Adding forgotten files to your commits

June 12, 2014

12 June 2014 - Redwood City, CA

To alter the last commit

Remember that git commit --amend will add forgotten changes to the last commit in your logs. Don’t do this if you’ve already pushed the commit somwhere, unless you know what you’re doing.

To alter a commit further back

Other notes that I’ve collected over the internet. If you are looking to change a commit further back in history, look into git rebase. Guidelines from stackoverflow which I’ll repost:

  1. Use git rebase -i HEAD~10 (or whatever you need to see far enough back).
  2. Mark the commit in question (a0865...) for edit.
  3. Save the rebase file, and git will drop back to the shell and wait for you to fix that commit.
  4. Add your file with git add.
  5. Amend the commit with git commit --amend.
  6. Do a git rebase --continue which will rewrite the rest of your commits against the new one.

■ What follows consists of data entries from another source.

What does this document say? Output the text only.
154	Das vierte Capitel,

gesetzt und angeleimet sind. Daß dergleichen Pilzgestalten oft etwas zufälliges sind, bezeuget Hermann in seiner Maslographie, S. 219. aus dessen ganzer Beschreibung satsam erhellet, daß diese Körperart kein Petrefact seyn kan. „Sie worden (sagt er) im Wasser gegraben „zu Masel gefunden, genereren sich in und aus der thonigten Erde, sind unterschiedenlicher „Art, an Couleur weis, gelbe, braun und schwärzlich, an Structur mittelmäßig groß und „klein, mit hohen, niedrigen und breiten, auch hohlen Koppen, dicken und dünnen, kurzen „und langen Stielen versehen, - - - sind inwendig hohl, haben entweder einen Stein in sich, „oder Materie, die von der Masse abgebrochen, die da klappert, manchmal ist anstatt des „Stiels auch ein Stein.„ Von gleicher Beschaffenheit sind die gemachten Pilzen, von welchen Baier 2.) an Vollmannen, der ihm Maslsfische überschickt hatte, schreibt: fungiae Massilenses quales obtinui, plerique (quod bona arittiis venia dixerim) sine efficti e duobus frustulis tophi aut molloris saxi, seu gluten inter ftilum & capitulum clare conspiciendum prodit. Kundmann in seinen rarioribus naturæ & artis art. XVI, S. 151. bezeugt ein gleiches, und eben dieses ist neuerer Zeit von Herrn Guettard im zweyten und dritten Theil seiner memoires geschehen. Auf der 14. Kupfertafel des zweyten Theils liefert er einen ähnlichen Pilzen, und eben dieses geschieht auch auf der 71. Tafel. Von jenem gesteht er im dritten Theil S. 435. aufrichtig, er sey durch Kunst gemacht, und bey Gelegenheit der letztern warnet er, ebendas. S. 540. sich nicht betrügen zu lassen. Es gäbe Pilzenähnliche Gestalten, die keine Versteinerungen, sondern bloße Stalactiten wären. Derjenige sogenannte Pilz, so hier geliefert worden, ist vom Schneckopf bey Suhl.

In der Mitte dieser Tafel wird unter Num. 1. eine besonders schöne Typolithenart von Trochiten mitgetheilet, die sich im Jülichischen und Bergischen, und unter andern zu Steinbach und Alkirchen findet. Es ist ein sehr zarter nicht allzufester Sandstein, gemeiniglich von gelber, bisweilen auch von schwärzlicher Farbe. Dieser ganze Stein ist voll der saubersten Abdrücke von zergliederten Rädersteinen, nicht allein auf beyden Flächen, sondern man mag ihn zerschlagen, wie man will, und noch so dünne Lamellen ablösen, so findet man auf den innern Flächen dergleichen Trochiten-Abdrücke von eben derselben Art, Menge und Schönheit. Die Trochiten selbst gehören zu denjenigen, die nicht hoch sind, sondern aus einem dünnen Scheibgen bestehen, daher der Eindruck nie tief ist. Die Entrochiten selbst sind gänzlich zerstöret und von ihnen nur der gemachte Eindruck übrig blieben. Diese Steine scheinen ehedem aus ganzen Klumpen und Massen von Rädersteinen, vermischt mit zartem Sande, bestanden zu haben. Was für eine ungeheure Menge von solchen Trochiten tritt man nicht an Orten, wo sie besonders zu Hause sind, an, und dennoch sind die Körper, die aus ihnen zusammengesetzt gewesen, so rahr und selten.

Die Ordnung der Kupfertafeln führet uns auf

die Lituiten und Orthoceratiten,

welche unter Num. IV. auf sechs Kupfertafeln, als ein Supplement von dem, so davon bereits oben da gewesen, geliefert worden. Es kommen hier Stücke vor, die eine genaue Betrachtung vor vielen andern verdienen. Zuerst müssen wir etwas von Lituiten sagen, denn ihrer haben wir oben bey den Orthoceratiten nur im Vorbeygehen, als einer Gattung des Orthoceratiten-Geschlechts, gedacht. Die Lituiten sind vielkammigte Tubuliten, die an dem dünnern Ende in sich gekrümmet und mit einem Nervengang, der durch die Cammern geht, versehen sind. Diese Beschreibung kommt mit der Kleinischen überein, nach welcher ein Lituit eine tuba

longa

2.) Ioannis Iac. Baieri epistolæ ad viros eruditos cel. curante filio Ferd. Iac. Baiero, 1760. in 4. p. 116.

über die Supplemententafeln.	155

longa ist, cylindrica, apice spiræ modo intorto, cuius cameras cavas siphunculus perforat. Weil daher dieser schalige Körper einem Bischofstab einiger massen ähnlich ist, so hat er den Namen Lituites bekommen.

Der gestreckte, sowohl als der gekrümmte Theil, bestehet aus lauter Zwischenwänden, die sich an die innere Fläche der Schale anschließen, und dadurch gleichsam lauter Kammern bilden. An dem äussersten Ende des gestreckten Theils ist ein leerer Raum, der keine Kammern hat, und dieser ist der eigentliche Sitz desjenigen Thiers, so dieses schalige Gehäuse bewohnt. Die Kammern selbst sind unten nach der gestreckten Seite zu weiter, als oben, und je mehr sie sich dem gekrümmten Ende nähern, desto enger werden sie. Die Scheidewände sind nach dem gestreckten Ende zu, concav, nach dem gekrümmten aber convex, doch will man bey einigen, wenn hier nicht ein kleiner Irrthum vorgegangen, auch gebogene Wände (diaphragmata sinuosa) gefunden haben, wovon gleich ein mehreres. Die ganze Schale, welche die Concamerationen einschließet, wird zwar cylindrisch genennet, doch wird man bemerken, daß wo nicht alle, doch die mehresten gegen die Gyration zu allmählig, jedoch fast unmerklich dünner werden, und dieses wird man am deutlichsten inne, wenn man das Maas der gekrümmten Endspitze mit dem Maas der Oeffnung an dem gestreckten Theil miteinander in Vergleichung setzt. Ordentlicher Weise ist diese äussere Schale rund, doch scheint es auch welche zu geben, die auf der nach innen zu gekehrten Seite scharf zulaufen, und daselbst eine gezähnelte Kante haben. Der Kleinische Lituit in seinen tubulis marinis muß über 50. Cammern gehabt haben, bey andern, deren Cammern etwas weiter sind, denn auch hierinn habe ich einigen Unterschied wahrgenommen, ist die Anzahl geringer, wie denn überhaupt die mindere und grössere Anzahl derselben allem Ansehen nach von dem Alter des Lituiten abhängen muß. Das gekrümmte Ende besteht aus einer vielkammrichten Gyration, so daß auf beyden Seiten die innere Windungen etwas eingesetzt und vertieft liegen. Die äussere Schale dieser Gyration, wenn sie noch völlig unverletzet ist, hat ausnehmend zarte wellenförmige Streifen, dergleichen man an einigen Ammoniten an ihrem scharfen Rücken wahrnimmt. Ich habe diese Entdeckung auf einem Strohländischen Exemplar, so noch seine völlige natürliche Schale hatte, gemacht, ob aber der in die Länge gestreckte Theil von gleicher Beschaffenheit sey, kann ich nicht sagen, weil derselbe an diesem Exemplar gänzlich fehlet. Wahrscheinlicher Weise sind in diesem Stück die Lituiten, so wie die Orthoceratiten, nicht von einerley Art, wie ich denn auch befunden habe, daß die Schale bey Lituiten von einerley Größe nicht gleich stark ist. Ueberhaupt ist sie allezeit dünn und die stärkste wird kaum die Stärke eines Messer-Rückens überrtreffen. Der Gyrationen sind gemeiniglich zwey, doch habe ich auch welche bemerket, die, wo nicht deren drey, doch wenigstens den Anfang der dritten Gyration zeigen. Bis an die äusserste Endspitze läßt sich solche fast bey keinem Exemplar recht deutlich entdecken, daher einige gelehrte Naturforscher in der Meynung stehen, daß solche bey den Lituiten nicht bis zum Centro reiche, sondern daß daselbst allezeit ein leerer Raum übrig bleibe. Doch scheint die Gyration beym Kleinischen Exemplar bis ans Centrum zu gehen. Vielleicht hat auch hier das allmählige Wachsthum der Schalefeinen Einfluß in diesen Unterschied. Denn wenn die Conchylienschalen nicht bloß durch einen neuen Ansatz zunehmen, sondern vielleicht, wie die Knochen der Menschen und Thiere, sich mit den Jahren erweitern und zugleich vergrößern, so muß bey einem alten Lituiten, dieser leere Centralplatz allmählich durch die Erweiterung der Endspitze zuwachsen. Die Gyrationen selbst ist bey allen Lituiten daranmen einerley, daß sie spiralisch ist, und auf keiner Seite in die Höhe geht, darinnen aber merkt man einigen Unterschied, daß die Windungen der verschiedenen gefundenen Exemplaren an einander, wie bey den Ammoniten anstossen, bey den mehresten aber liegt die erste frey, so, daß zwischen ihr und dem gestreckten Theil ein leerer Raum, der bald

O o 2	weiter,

To change the commit message for either of these

While this method is mainly for changing files and the commit messages will default to the initial commit message, you can also change the commit message explicitly by adding an -m flag: git commit --amend -m "New commit message".

git commit --amend’s equivalent

According to the official docs, the ammend command is also the same as:

git reset --soft HEAD^
# do something else to come up with the right tree ...
git commit -c ORIG_HEAD

So you can acheive the same results with these as well!